In the context of noncitizens seeking initial entry into the United States, due process protections don’t apply, either. This past June, the court upheld the denial of a visa for the spouse of an American citizen based on the government’s say-so, with no supporting evidence.
The courts have justified this constitutional exceptionalism on the grounds that immigration law implicates foreign relations and national security — even in the absence of a specific, plausible foreign policy rationale. The 1977 Fiallo case, for instance, involved a father seeking the admission of his out-of-wedlock son from the French West Indies — hardly the stuff of national interest.

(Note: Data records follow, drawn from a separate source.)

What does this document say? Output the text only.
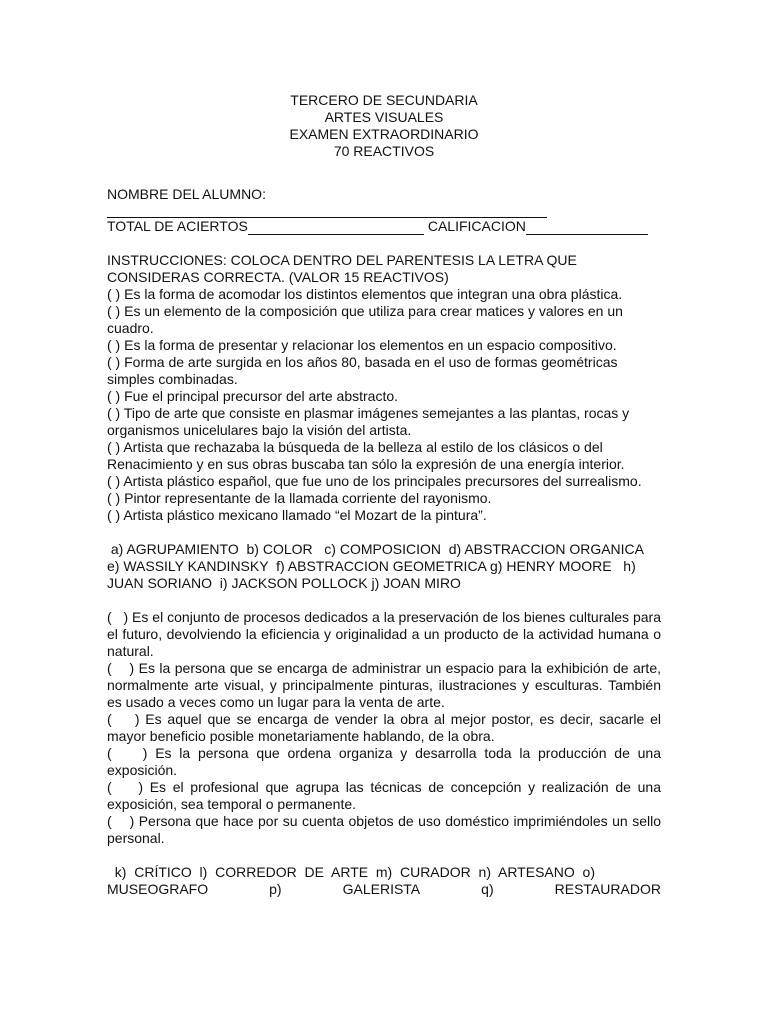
TERCERO DE SECUNDARIA
ARTES VISUALES
EXAMEN EXTRAORDINARIO
70 REACTIVOS
NOMBRE DEL ALUMNO:
TOTAL DE ACIERTOS	CALIFICACION
INSTRUCCIONES: COLOCA DENTRO DEL PARENTESIS LA LETRA QUE CONSIDERAS CORRECTA. (VALOR 15 REACTIVOS)
( ) Es la forma de acomodar los distintos elementos que integran una obra plástica.
( ) Es un elemento de la composición que utiliza para crear matices y valores en un cuadro.
( ) Es la forma de presentar y relacionar los elementos en un espacio compositivo.
( ) Forma de arte surgida en los años 80, basada en el uso de formas geométricas simples combinadas.
( ) Fue el principal precursor del arte abstracto.
( ) Tipo de arte que consiste en plasmar imágenes semejantes a las plantas, rocas y organismos unicelulares bajo la visión del artista.
( ) Artista que rechazaba la búsqueda de la belleza al estilo de los clásicos o del Renacimiento y en sus obras buscaba tan sólo la expresión de una energía interior.
( ) Artista plástico español, que fue uno de los principales precursores del surrealismo.
( ) Pintor representante de la llamada corriente del rayonismo.
( ) Artista plástico mexicano llamado “el Mozart de la pintura”.
a) AGRUPAMIENTO  b) COLOR   c) COMPOSICION  d) ABSTRACCION ORGANICA
e) WASSILY KANDINSKY  f) ABSTRACCION GEOMETRICA g) HENRY MOORE   h)
JUAN SORIANO  i) JACKSON POLLOCK j) JOAN MIRO
(   ) Es el conjunto de procesos dedicados a la preservación de los bienes culturales para el futuro, devolviendo la eficiencia y originalidad a un producto de la actividad humana o natural.
(    ) Es la persona que se encarga de administrar un espacio para la exhibición de arte, normalmente arte visual, y principalmente pinturas, ilustraciones y esculturas. También es usado a veces como un lugar para la venta de arte.
(    ) Es aquel que se encarga de vender la obra al mejor postor, es decir, sacarle el mayor beneficio posible monetariamente hablando, de la obra.
(    ) Es la persona que ordena organiza y desarrolla toda la producción de una exposición.
(    ) Es el profesional que agrupa las técnicas de concepción y realización de una exposición, sea temporal o permanente.
(    ) Persona que hace por su cuenta objetos de uso doméstico imprimiéndoles un sello personal.
k)  CRÍTICO  l)  CORREDOR  DE  ARTE  m)  CURADOR  n)  ARTESANO  o)
MUSEOGRAFO	p)	GALERISTA	q)	RESTAURADOR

Indeed, contrary to the conventional understanding, President Trump could implement the scheme on his own, without Congress’s approval. The Immigration and Nationality Act gives the president the authority to suspend the entry of “any class of aliens” on his finding that their entry would be “detrimental to the interests of the United States.” President Obama has used this to the better end of excluding serious human rights violators.
In other words, Presidents have long had this power. The Immigration and Nationality Act of 1952, later amended in 1965, has given the President power to exclude immigrants for national security reasons.
Expect Republicans to demand that President Obama issue blanket denials of all immigration from "terrorist" countries, something that of course would be horrific and would most likely generate major reprisals and economic sanctions, an issue that would suddenly disappear on January 20, 2017 should a Republican president be sworn in.
Or, you know, maybe we'll just stop taking immigrants from certain countries because we'll have elected an awful, fascist Republican to the White House.